A 1993 article in The Philadelphia Inquirer reported
on the Clinton administration’s policy of intercepting Haitian refugees on the
high seas and forcing them back to their homeland, that was upheld by the US
Supreme Court in Sale v. Haitian Centers Council, 509 US 155 (1993). The
judgment ruled that all aliens intercepted prior to entering the US could be
repatriated.
With specific reference to the Convention, the ruling added
that this order was not limited by Article 33. It is also highly relevant
to examine the definition of persons who are entitled to protection.
The
1951 Convention was originally limited to persons fleeing events occurring
before January 1, 1951 within Europe, but the 1967 Protocol removed these
limitations and thus gave the Convention universal coverage.
In terms of
Article 33, a refugee (as defined in Article 1) may not be expelled or returned
(“refouler”) to territories where his life or freedom would be threatened on
account of race, religion, nationality, membership in a particular social group
or political opinion. Clearly this does not include threats by common criminals.

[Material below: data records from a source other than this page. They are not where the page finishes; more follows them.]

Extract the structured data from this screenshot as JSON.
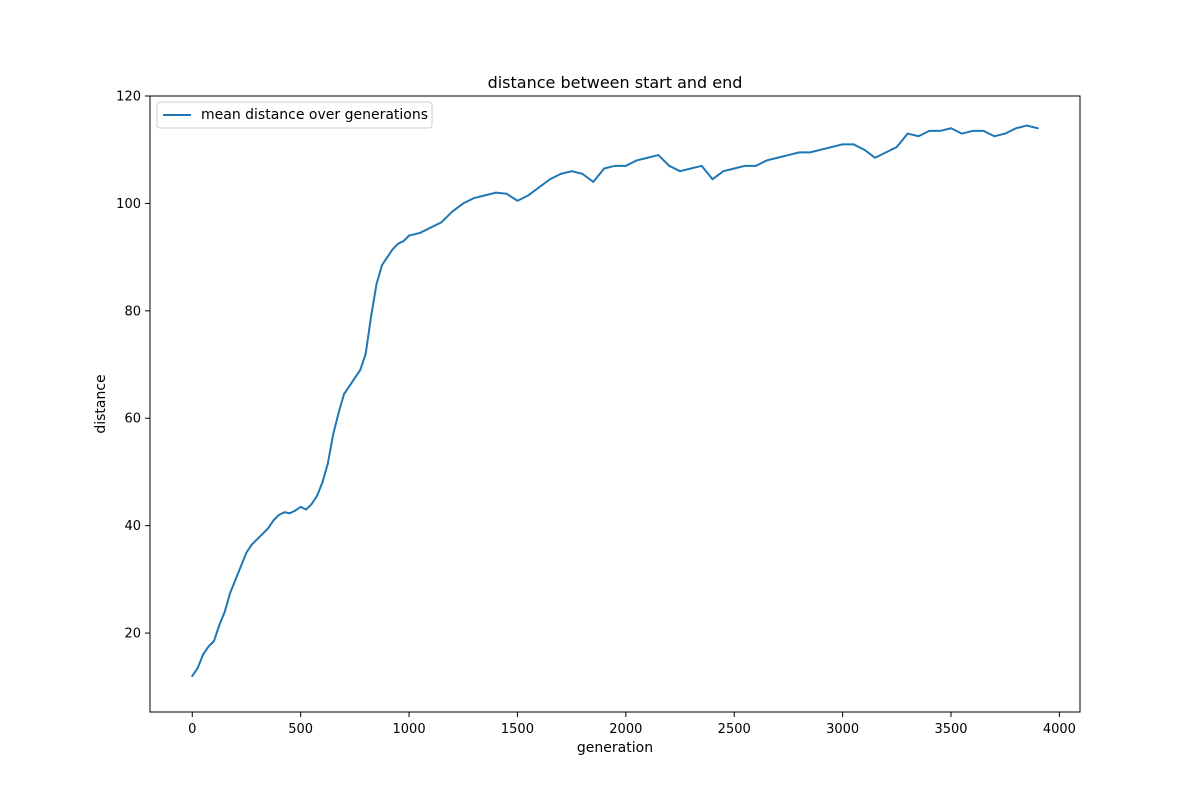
{
  "colors": {
    "series": "#1f77b4",
    "axes": "#000000",
    "background": "#ffffff",
    "legend_border": "#cccccc"
  },
  "chart_data": {
    "type": "line",
    "title": "distance between start and end",
    "xlabel": "generation",
    "ylabel": "distance",
    "xlim": [
      -195,
      4095
    ],
    "ylim": [
      5.3,
      120.0
    ],
    "xticks": [
      0,
      500,
      1000,
      1500,
      2000,
      2500,
      3000,
      3500,
      4000
    ],
    "xtick_labels": [
      "0",
      "500",
      "1000",
      "1500",
      "2000",
      "2500",
      "3000",
      "3500",
      "4000"
    ],
    "yticks": [
      20,
      40,
      60,
      80,
      100,
      120
    ],
    "ytick_labels": [
      "20",
      "40",
      "60",
      "80",
      "100",
      "120"
    ],
    "grid": false,
    "legend_position": "upper left",
    "series": [
      {
        "name": "mean distance over generations",
        "color": "#1f77b4",
        "x": [
          0,
          25,
          50,
          75,
          100,
          125,
          150,
          175,
          200,
          225,
          250,
          275,
          300,
          325,
          350,
          375,
          400,
          425,
          450,
          475,
          500,
          525,
          550,
          575,
          600,
          625,
          650,
          675,
          700,
          725,
          750,
          775,
          800,
          825,
          850,
          875,
          900,
          925,
          950,
          975,
          1000,
          1050,
          1100,
          1150,
          1200,
          1250,
          1300,
          1350,
          1400,
          1450,
          1500,
          1550,
          1600,
          1650,
          1700,
          1750,
          1800,
          1850,
          1900,
          1950,
          2000,
          2050,
          2100,
          2150,
          2200,
          2250,
          2300,
          2350,
          2400,
          2450,
          2500,
          2550,
          2600,
          2650,
          2700,
          2750,
          2800,
          2850,
          2900,
          2950,
          3000,
          3050,
          3100,
          3150,
          3200,
          3250,
          3300,
          3350,
          3400,
          3450,
          3500,
          3550,
          3600,
          3650,
          3700,
          3750,
          3800,
          3850,
          3900
        ],
        "y": [
          12.0,
          13.5,
          16.0,
          17.5,
          18.5,
          21.5,
          24.0,
          27.5,
          30.0,
          32.5,
          35.0,
          36.5,
          37.5,
          38.5,
          39.5,
          41.0,
          42.0,
          42.5,
          42.3,
          42.8,
          43.5,
          43.0,
          44.0,
          45.5,
          48.0,
          51.5,
          57.0,
          61.0,
          64.5,
          66.0,
          67.5,
          69.0,
          72.0,
          79.0,
          85.0,
          88.5,
          90.0,
          91.5,
          92.5,
          93.0,
          94.0,
          94.5,
          95.5,
          96.5,
          98.5,
          100.0,
          101.0,
          101.5,
          102.0,
          101.8,
          100.5,
          101.5,
          103.0,
          104.5,
          105.5,
          106.0,
          105.5,
          104.0,
          106.5,
          107.0,
          107.0,
          108.0,
          108.5,
          109.0,
          107.0,
          106.0,
          106.5,
          107.0,
          104.5,
          106.0,
          106.5,
          107.0,
          107.0,
          108.0,
          108.5,
          109.0,
          109.5,
          109.5,
          110.0,
          110.5,
          111.0,
          111.0,
          110.0,
          108.5,
          109.5,
          110.5,
          113.0,
          112.5,
          113.5,
          113.5,
          114.0,
          113.0,
          113.5,
          113.5,
          112.5,
          113.0,
          114.0,
          114.5,
          114.0
        ]
      }
    ]
  }
}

If this were the case it would apply to citizens of all countries suffering from
a high crime rate like Colombia, Mexico and South Africa, which was plainly not
the intention.
It is therefore obvious that the Convention does not cover
the circumstances of refugees seeking admission to Israel from Egypt. As
Mr.
Tall has publicly stated, the threat they face in the Sinai is not
from the causes listed in Article 33 or Article 1, but from common criminals,
and it is the duty of UNHCR and the UN Secretary- General to demand that the
Egyptian authorities protect these unfortunate people.
A March 2010 UNHCR
document entitled, “Guidance note on refugee claims relating to victims of
organized gangs” states: “Clearly not all individuals who are affected in some
way by the activities of organized gangs qualify for international protection.
Victims of gang violence would, for instance, normally not be eligible for
refugee status where the State is able or willing to provide effective
protection.”
Especially since it has increased its military presence in
Sinai by agreement with Israel, Egypt has no excuse for continuing to avoid its
duty to protect the refugees currently stranded on its side of the Egypt-Israel
border. More generally, in terms of Article 31, Egypt is duty-bound to protect
all refugees entering legally or illegally directly from neighboring Sudan and
from Eritrea via Sudan, since in both countries their lives or freedom are
threatened in the sense of Article 1A (2) as amended by the 1967 protocol,
namely “a well-founded fear of being persecuted for reasons of race, religion,
nationality, membership of a particular social group or political opinion.”